Muğla’da kurak geçen yaz ve sonbahar aylarının ardından üç gündür süren sağanak yağış sonrası Kadın Azmağı’nın renginin uzun yıllar sonra ilk defa kahverengiye döndüğü gözlemlendi. Azmak gözlerinden akan suyun rengi sadeliğini korurken, kahverengi suyun Gökova Mahallesinden Gökova Körfezine akan Çaydere deresinden kaynaklandığı ortaya çıktı. Çaydere üzerinde bulunan taş ocaklarının Sakartepe rampası eteklerindeki dağı traşlaması sonrası yağan sağanak yağış ile çamurumsu bir suyun önce sazlıklara, oradan da Azmak ve denize ulaştığı açıklandı.
Muğla Sıtkı Koçman Üniversitesi Mühendislik Fakültesi Su Kaynakları Ana Bilim Dalı Öğretim Üyesi Doç. Dr. Ceyhun Özçelik, yağışlar sonrası sediment oluştuğunu belirterek sedimentin sürekli olması durumunda bölgenin doğal güzelliklerinin tehlike oluşturabileceğini ifade etti.
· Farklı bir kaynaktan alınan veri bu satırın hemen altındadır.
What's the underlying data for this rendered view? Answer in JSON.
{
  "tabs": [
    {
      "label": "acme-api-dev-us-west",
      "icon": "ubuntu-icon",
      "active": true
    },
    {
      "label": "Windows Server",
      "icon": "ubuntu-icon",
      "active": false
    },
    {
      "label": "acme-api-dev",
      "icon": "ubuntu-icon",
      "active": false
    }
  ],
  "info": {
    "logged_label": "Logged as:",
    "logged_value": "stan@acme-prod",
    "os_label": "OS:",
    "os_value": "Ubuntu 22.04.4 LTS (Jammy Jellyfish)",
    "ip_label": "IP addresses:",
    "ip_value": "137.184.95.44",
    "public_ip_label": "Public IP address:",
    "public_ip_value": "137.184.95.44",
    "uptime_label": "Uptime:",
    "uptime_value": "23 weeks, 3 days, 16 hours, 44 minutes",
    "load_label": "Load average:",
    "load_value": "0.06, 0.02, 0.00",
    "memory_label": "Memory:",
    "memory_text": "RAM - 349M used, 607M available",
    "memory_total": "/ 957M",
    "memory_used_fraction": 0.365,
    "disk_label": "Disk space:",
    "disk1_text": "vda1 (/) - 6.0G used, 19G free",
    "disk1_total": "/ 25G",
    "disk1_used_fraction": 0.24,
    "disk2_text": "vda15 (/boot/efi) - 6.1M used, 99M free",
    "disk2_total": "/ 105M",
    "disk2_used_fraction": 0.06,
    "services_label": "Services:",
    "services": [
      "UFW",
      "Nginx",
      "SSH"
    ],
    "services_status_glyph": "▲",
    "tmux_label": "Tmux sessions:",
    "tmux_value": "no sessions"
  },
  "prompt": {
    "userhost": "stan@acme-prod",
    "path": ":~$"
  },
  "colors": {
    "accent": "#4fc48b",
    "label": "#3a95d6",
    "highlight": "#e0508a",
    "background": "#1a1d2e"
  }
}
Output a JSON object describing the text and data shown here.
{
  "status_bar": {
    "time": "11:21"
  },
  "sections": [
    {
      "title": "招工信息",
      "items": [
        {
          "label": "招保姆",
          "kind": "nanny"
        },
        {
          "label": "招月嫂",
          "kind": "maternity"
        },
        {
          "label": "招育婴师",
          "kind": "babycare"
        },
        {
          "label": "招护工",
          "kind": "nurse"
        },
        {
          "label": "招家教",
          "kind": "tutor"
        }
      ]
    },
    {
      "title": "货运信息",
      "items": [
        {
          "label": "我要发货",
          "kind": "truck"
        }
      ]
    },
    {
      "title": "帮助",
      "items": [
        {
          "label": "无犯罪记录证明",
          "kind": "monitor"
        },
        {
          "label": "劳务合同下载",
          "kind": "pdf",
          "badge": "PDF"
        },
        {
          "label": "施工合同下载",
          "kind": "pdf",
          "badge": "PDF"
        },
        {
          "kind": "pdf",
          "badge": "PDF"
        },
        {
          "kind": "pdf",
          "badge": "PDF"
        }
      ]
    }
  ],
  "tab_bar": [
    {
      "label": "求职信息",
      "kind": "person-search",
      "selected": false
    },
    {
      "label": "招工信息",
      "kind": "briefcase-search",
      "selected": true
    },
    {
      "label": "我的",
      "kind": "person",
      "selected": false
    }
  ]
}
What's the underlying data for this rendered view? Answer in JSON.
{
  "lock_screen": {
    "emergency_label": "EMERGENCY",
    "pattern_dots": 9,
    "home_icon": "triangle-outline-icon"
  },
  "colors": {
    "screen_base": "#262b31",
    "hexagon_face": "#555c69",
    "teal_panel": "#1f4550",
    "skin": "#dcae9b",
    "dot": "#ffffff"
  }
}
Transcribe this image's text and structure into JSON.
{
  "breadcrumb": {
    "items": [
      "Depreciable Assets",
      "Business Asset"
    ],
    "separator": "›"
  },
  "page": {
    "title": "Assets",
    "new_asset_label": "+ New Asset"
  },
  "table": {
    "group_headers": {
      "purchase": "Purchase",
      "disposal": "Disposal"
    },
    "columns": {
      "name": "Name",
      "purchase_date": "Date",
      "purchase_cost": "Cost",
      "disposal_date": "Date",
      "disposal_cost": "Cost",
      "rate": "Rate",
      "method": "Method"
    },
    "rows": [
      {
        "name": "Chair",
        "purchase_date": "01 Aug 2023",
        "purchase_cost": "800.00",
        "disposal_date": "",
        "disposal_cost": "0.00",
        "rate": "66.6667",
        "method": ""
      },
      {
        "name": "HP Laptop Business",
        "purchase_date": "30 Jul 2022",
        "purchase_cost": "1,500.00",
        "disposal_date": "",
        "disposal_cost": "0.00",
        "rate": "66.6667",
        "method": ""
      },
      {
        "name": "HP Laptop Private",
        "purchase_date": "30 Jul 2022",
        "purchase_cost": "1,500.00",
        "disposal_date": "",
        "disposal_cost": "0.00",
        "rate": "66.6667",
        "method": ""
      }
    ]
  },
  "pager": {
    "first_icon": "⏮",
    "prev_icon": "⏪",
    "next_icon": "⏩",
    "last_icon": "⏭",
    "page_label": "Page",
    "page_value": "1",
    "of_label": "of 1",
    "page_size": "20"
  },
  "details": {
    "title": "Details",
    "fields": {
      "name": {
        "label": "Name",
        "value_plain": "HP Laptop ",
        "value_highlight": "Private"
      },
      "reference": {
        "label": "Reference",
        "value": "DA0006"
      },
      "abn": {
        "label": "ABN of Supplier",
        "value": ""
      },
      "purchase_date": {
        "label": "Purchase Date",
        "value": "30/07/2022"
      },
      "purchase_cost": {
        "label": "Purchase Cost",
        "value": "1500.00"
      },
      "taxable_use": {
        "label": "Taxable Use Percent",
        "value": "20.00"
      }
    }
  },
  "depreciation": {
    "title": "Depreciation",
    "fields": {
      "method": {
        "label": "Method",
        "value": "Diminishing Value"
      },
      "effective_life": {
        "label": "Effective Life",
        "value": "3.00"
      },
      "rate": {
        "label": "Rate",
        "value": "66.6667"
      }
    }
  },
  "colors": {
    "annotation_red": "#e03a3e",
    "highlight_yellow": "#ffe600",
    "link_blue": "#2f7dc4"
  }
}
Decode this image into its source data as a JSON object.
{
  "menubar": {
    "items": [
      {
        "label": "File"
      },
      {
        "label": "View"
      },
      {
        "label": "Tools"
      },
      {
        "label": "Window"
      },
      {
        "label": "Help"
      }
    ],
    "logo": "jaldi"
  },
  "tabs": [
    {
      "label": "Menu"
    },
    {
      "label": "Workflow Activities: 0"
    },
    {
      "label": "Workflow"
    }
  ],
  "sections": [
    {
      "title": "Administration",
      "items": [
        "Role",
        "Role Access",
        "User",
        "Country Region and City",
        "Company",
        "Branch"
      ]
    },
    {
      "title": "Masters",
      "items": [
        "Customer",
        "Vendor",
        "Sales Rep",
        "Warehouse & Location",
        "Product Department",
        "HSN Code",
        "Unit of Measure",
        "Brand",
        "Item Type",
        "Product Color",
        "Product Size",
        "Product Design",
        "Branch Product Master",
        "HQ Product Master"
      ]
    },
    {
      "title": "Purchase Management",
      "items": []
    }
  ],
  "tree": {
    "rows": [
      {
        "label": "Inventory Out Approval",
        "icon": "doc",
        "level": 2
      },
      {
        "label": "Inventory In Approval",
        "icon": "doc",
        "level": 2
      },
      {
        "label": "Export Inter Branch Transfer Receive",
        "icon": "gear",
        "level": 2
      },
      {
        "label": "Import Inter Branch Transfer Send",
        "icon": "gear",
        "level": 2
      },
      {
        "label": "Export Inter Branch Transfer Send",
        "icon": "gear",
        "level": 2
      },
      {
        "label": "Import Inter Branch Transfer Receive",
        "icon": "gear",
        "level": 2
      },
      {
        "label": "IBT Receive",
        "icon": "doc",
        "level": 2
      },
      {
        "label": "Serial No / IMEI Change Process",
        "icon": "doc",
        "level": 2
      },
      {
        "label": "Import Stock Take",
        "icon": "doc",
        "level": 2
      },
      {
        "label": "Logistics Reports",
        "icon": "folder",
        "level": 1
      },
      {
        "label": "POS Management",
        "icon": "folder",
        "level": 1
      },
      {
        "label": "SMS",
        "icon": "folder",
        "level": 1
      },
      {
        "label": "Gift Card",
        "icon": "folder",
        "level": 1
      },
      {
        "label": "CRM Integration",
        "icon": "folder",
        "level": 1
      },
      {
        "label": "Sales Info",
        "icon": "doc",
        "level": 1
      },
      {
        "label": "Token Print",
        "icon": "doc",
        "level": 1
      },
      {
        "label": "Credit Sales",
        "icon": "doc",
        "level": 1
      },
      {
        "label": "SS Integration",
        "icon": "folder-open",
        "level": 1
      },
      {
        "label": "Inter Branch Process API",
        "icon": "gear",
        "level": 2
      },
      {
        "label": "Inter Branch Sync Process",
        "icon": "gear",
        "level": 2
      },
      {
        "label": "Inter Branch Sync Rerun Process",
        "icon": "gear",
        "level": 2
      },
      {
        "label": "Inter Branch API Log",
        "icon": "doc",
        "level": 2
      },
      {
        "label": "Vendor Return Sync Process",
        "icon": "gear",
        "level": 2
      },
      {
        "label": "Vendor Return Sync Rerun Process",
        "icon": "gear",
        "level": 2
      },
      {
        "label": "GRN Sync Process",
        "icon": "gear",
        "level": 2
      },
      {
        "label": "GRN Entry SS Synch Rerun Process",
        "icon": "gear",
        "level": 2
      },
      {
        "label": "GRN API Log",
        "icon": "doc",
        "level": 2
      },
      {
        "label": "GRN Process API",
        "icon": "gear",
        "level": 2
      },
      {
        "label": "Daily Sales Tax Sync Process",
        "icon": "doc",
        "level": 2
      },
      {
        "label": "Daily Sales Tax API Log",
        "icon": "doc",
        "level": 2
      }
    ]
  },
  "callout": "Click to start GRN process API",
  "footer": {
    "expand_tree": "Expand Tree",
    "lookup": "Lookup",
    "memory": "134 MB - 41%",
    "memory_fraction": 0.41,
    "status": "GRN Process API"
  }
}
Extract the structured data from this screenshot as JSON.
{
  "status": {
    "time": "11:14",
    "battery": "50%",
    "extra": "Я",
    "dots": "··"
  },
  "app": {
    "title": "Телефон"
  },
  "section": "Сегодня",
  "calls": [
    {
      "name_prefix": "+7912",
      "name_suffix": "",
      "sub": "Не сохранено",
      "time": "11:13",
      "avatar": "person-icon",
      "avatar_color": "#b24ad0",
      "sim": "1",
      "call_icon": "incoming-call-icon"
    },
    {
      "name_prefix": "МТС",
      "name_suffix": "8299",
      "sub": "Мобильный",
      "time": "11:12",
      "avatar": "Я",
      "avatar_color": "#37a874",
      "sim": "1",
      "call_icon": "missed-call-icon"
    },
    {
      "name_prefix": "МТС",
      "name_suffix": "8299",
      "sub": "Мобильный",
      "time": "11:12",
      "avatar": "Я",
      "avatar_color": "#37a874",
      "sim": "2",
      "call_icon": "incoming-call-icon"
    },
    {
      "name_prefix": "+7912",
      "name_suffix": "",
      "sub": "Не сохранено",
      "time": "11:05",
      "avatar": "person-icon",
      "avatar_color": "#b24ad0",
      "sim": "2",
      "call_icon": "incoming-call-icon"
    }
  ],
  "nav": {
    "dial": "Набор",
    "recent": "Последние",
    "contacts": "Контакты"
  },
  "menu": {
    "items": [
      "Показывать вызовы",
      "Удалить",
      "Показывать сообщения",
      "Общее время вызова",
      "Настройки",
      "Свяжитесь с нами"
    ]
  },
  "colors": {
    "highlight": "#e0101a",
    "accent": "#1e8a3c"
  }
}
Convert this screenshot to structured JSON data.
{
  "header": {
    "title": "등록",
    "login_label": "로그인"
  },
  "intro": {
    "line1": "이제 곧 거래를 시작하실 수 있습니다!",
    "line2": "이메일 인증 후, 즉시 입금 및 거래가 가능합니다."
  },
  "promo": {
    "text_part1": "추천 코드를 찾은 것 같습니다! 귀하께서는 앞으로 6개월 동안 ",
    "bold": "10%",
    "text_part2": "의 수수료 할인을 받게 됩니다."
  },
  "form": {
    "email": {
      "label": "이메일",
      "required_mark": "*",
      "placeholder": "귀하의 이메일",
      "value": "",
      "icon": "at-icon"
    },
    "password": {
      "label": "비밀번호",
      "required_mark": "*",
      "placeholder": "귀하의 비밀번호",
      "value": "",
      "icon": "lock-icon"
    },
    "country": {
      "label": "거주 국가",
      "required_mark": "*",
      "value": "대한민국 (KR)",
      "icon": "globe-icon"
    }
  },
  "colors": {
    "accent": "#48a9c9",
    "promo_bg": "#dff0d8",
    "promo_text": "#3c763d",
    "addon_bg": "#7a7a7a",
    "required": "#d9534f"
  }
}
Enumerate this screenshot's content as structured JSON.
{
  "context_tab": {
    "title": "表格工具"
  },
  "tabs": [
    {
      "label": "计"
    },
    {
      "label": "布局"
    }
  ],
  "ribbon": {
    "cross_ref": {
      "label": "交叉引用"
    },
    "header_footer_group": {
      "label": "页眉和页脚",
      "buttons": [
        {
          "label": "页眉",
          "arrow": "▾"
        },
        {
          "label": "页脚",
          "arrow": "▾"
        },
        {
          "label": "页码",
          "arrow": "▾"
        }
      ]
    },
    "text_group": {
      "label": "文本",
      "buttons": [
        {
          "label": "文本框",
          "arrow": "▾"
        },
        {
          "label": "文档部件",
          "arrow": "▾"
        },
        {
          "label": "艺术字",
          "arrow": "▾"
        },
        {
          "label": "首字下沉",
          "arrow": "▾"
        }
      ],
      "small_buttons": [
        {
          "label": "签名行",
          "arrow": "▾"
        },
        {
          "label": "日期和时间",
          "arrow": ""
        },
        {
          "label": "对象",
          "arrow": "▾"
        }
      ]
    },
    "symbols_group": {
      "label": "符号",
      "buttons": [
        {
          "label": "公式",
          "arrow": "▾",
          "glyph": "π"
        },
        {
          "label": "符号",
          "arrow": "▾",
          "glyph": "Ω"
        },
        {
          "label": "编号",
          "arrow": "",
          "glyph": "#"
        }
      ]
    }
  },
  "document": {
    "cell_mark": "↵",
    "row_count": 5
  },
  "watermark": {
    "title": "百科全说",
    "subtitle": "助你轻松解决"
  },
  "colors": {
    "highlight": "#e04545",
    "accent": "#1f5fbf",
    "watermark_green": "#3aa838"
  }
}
Doç. Dr. Özçelik, “Doğal güzellikleriyle olduğu kadar, biyolojik çeşitlik anlamında da adından dünyada ve Türkiye'de çokça söz ettiren Kadın Azmağı ve Akyaka, şiddetli yağışlar sonrasında sediment riski altında. Biliyorsunuz birkaç aydan beri bu bölgeye ciddi anlamda bir yağış yağmamıştı. Yağan yağışlarla beraber üst kısımlarda sedimentlerin azmak içerisine taşınmasıyla azmağın tamamen kahverengi rengine büründüğünü görebiliyoruz. Gerek azmak içinde gerekse azmağın uç kısmında denize açılan bölge büyük bir alan içerisinde koyu kahverengiye bürünmüş durumda. Bu bölge doğal güzellikleri olduğu kadar, biyolojik çeşitliliği anlamında da oldukça büyük bir öneme sahip. Hatta Uluslararası Uzay ve Havacılık Dairesi de bu bölgenin doğal güzelliklerini kendi web sayfasına paylaşmıştı. Şu anda geldiğimiz noktada üst havzalardaki taş ocaklarından kaynaklı olduğunu düşündüğümüz sedimentlerin yağışla beraber bu bölgeye taşınması söz konusu. Tabi buradaki canlı hayatı, ayrıca biyolojik çeşitlilik çok büyük bir öneme sahip. Bunların korunması anlamında buraya gelecek sediment yükünün takip edilmesi lazım. Bu sediment yükünün sürekli olması durumunda bu bölgenin doğal güzelliklerini yitirme riski ile karşı karşıya kalabiliriz” dedi.